Step 설명
This step provides the ability to read data from a delimited file. It has fewer overall options than the general Text File Input step, but it has a few key features over it:
- NIO -- Native system calls for reading the file means faster performance, but it is limited to only local files currently. No VFS support.
- Parallel running -- If you configure this step to run in multiple copies or in clustered mode, and you enable parallel running, each copy will read a separate block of a single file allowing you to distribute the file reading to several threads or even several slave nodes in a clustered transformation.

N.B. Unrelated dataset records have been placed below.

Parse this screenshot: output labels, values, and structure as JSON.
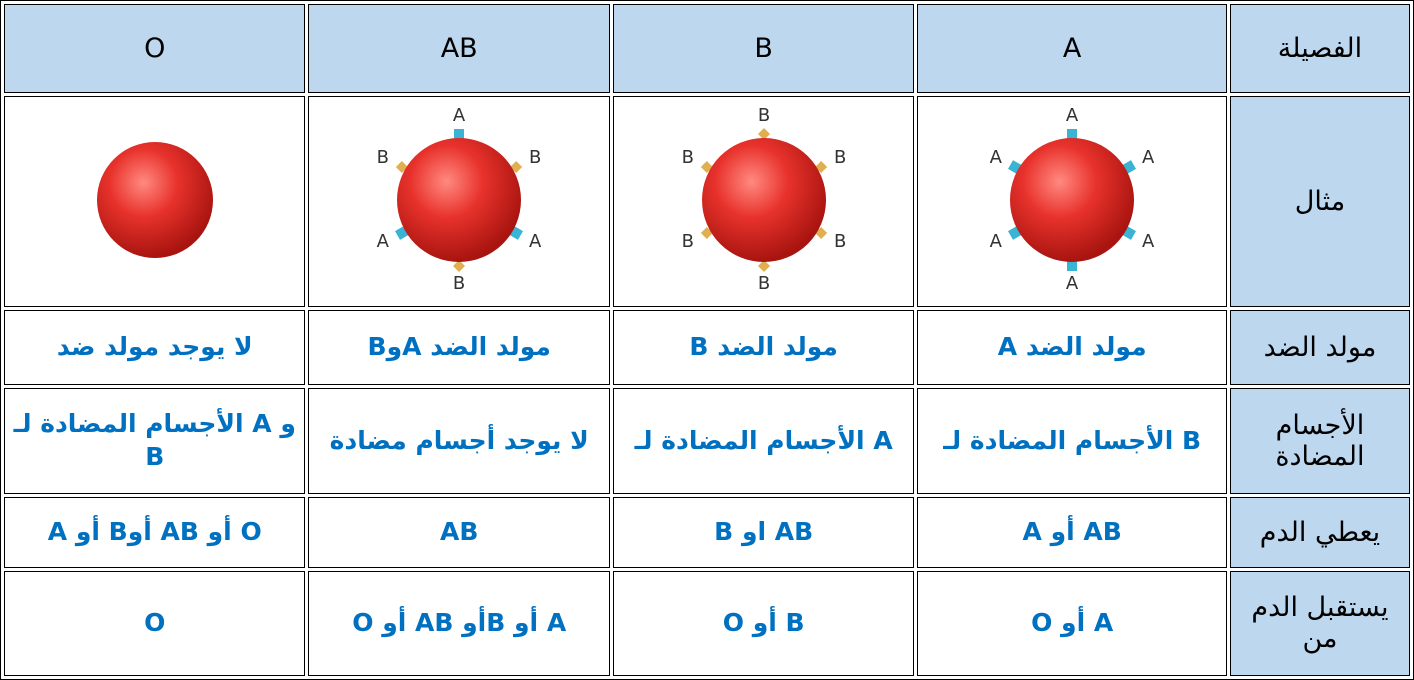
{
  "table": {
    "header": [
      "الفصيلة",
      "A",
      "B",
      "AB",
      "O"
    ],
    "rows": [
      {
        "label": "مثال",
        "cells": [
          {
            "markers": [
              "A",
              "A",
              "A",
              "A",
              "A",
              "A"
            ]
          },
          {
            "markers": [
              "B",
              "B",
              "B",
              "B",
              "B",
              "B"
            ]
          },
          {
            "markers": [
              "A",
              "B",
              "A",
              "B",
              "A",
              "B"
            ]
          },
          {
            "markers": []
          }
        ]
      },
      {
        "label": "مولد الضد",
        "cells": [
          "مولد الضد A",
          "مولد الضد B",
          "مولد الضد  AوB",
          "لا يوجد مولد ضد"
        ]
      },
      {
        "label": "الأجسام المضادة",
        "cells": [
          "الأجسام المضادة لـ B",
          "الأجسام المضادة لـ A",
          "لا يوجد أجسام مضادة",
          "الأجسام المضادة لـ A و B"
        ]
      },
      {
        "label": "يعطي الدم",
        "cells": [
          "A أو AB",
          "B او AB",
          "AB",
          "A أو Bأو AB أو O"
        ]
      },
      {
        "label": "يستقبل الدم من",
        "cells": [
          "A أو O",
          "B أو O",
          "A أو Bأو AB أو O",
          "O"
        ]
      }
    ]
  }
}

- Lazy conversion -- If you will be reading many fields from the file and many of those fields will not be manipulate, but merely passed through the transformation to land in some other text file or a database, lazy conversion can prevent Kettle from performing unnecessary work on those fields such as converting them into objects such as strings, dates, or numbers.
옵션
The table below describes the options available for the CSV Input step:
Option |
Description |
---|---|
Step name |
Name of the step.
|
Filename |
Specify the name of the CSV file to read from. |
Delimiter |
Specify the file delimiter character used in the target file. |
Enclosure |
Specify the enclosure character used in the target file. |
NIO buffer size |
This is the size of the read buffer. It represents the amount of bytes that is read in one time from disk. |
Lazy conversion |
The lazy conversion algorithm will try to avoid unnecessary data type conversions and can result in a significant performance improvements if this is possible. The typical example that comes to mind is reading from a text file and writing back to a text file. |
Header row present? |
Enable this option if the target file contains a header row containing column names. |
Add filename to result |
Adds the CSV filename(s) read to the result of this transformation. A unique list is being kept in memory that can be used in the next job entry in a job, for example in another transformation. |
The row number field name (optional) |
The name of the Integer field that will contain the row number in the output of this step. |
Running in parallel? |
Check this box if you will have multiple instances of this step running (step copies) and if you want each instance to read a separate part of the CSV file(s).
|
File Encoding |
Specify the encoding of the file being read. |
Fields Table |
This table contains an ordered list of fields to be read from the target file. |
Preview button |
Click to preview the data coming from the target file. |
Get Fields button |
Click to return a list of fields from the target file based on the current settings (i.e. Delimiter, Enclosure, etc.). All fields identified will be added to the Fields Table. |